RE : How to capture n words between 2 strings in Python?
I have 2 strings, and want to match any anywhere in either text where the 4 or more words match together and then colour the output.
example input:
text1= 'hello the weather is great. hello goodbye hi hiya. happy friday today is great. I like reading books.' text2= 'testing this. hello goodbye hi hiya. happy sunday today is great. I like reading books.'
Desired output (in bold here as I would also like the original string to be displayed)
text1= 'hello the weather is great. **hello goodbye hi hiya.** happy friday today is great. **I like reading books.'** text2= 'testing this. **hello goodbye hi hiya**. happy sunday today is great. **I like reading books.'**
Please could someone share how this can be done?
Thank you
You may want to look for string matching algorithms. To check matching words between two strings, you may need to threat one part of the text1 as key and search it in the text2.

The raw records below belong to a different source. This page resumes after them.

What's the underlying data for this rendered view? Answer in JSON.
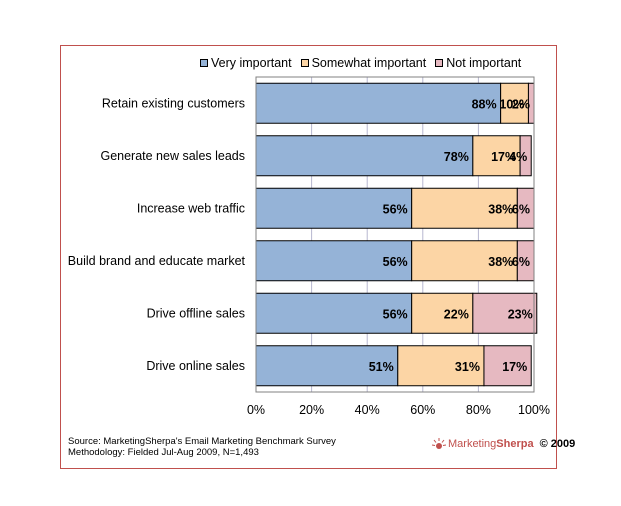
{
  "chart_data": {
    "type": "bar",
    "orientation": "horizontal",
    "stacked": true,
    "categories": [
      "Retain existing customers",
      "Generate new sales leads",
      "Increase web traffic",
      "Build brand and educate market",
      "Drive offline sales",
      "Drive online sales"
    ],
    "series": [
      {
        "name": "Very important",
        "values": [
          88,
          78,
          56,
          56,
          56,
          51
        ],
        "labels": [
          "88%",
          "78%",
          "56%",
          "56%",
          "56%",
          "51%"
        ],
        "color": "#95b3d7"
      },
      {
        "name": "Somewhat important",
        "values": [
          10,
          17,
          38,
          38,
          22,
          31
        ],
        "labels": [
          "10%",
          "17%",
          "38%",
          "38%",
          "22%",
          "31%"
        ],
        "color": "#fcd5a5"
      },
      {
        "name": "Not important",
        "values": [
          2,
          4,
          6,
          6,
          23,
          17
        ],
        "labels": [
          "2%",
          "4%",
          "6%",
          "6%",
          "23%",
          "17%"
        ],
        "color": "#e6b9c1"
      }
    ],
    "xlim": [
      0,
      100
    ],
    "xticks": [
      "0%",
      "20%",
      "40%",
      "60%",
      "80%",
      "100%"
    ],
    "xtick_values": [
      0,
      20,
      40,
      60,
      80,
      100
    ],
    "grid": true,
    "legend_position": "top-right",
    "title": "",
    "xlabel": "",
    "ylabel": ""
  },
  "source": {
    "line1": "Source: MarketingSherpa's Email Marketing Benchmark Survey",
    "line2": "Methodology: Fielded Jul-Aug 2009, N=1,493"
  },
  "logo": {
    "marketing": "Marketing",
    "sherpa": "Sherpa",
    "year": "© 2009"
  }
}
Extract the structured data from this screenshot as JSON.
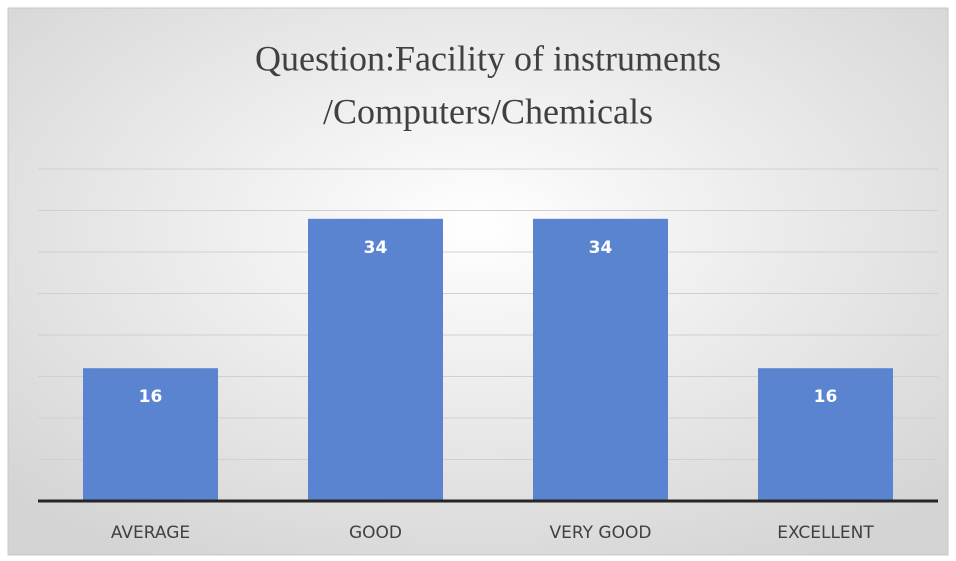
{
  "chart_data": {
    "type": "bar",
    "title": [
      "Question:Facility of instruments",
      "/Computers/Chemicals"
    ],
    "categories": [
      "AVERAGE",
      "GOOD",
      "VERY GOOD",
      "EXCELLENT"
    ],
    "values": [
      16,
      34,
      34,
      16
    ],
    "color": "#5b84d0",
    "ylim": [
      0,
      40
    ],
    "yticks": [
      0,
      5,
      10,
      15,
      20,
      25,
      30,
      35,
      40
    ],
    "grid": true
  }
}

I suggest you to avoid brute force ( Boyer – Moore / Horspool ) algorithms and try to implement KMP Search algoritm, since KMP has logarithmic time complexity in the worst case.
Or, you can use text1 and text2 as whole and shift one of them by 1 and check if there are any consecutive matching words with greater or equal size of 4, then take the index. Repeat untill true or end of the string.